Evaluation of COVID-19 patients receiving long-term oxygen support in the post-COVID period


TURAN M. O., BOZKUŞ F., BATUM Ö., ALKAN A., KABALAK P. A., ALKILINÇ E., ...More

Eurasian Journal of Pulmonology, vol.26, no.2, pp.120-127, 2024 (ESCI) identifier

  • Publication Type: Article / Article
  • Volume: 26 Issue: 2
  • Publication Date: 2024
  • Doi Number: 10.14744/ejp.2024.1002
  • Journal Name: Eurasian Journal of Pulmonology
  • Journal Indexes: Emerging Sources Citation Index (ESCI), TR DİZİN (ULAKBİM)
  • Page Numbers: pp.120-127
  • Çanakkale Onsekiz Mart University Affiliated: Yes

Abstract

BACKGROUND AND AIM: Persistent physical and medical sequelae, including chronic hypoxemia, may be observed in patients with long-lasting post-COVID syndrome. Long-term oxygen therapy (LTOT) is commonly employed for managing chronic hypoxemia in chronic airway diseases. This study aims to assess the ongoing requirement for LTOT in Coronavirus Disease 2019 (COVID-19) patients during the post-COVID period and to ascertain the persistence of their oxygen therapy needs. METHODS: This cross-sectional, multicentered study included 320 COVID-19 patients who were evaluated for LTOT two months post-discharge.
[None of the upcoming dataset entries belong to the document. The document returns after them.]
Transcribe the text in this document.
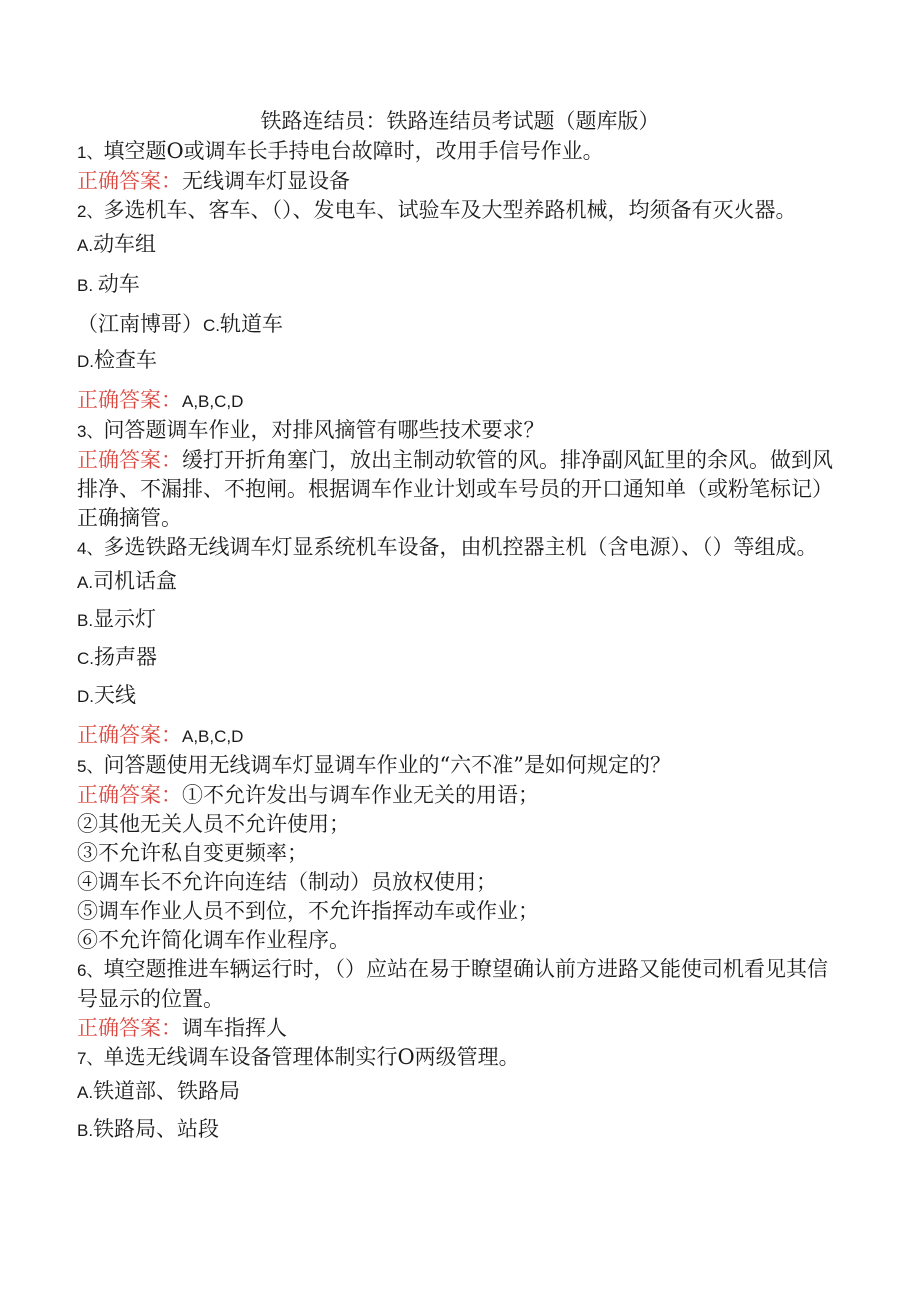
铁路连结员：铁路连结员考试题（题库版）
1、填空题O或调车长手持电台故障时，改用手信号作业。
正确答案：无线调车灯显设备
2、多选机车、客车、（）、发电车、试验车及大型养路机械，均须备有灭火器。
A.动车组
B. 动车
（江南博哥）C.轨道车
D.检查车
正确答案：A,B,C,D
3、问答题调车作业，对排风摘管有哪些技术要求？
正确答案：缓打开折角塞门，放出主制动软管的风。排净副风缸里的余风。做到风排净、不漏排、不抱闸。根据调车作业计划或车号员的开口通知单（或粉笔标记）正确摘管。
4、多选铁路无线调车灯显系统机车设备，由机控器主机（含电源）、（）等组成。
A.司机话盒
B.显示灯
C.扬声器
D.天线
正确答案：A,B,C,D
5、问答题使用无线调车灯显调车作业的“六不准”是如何规定的？
正确答案：①不允许发出与调车作业无关的用语；
②其他无关人员不允许使用；
③不允许私自变更频率；
④调车长不允许向连结（制动）员放权使用；
⑤调车作业人员不到位，不允许指挥动车或作业；
⑥不允许简化调车作业程序。
6、填空题推进车辆运行时，（）应站在易于瞭望确认前方进路又能使司机看见其信号显示的位置。
正确答案：调车指挥人
7、单选无线调车设备管理体制实行O两级管理。
A.铁道部、铁路局
B.铁路局、站段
Patient demographics, symptoms at admission, and laboratory and radiological data were retrospectively collected from hospital databases. RESULTS: Continuous oxygen support was necessary for 22.9% of the patients, while 15% of the participants passed away during the post-COVID period. Factors significantly associated with the prolonged need for LTOT included admission to the intensive care unit (ICU), presence of anemia, high serum D-dimer levels (>1000 μg/L), and low oxygen saturation levels at hospital admission (p=0.026, p=0.011, p=0.010, and p<0.001, respectively). Multivariable regression analysis identified high D-dimer levels (p=0.012) and low oxygen saturation at admission (p<0.001) as the most significant predictors of a continued need for oxygen therapy. Furthermore, advanced age, non-use of steroids in treatment, and mechanical ventilation during hospitalization were significantly linked to mortality during the post-COVID period (p=0.003, p=0.048, and p=0.009, respectively). CONCLUSIONS: ICU admission and certain laboratory parameters can predict the need for LTOT during the post-COVID process. The observation that most COVID-19 patients do not require LTOT after a two-month period suggests that clinicians should adopt a more selective approach in planning LTOT.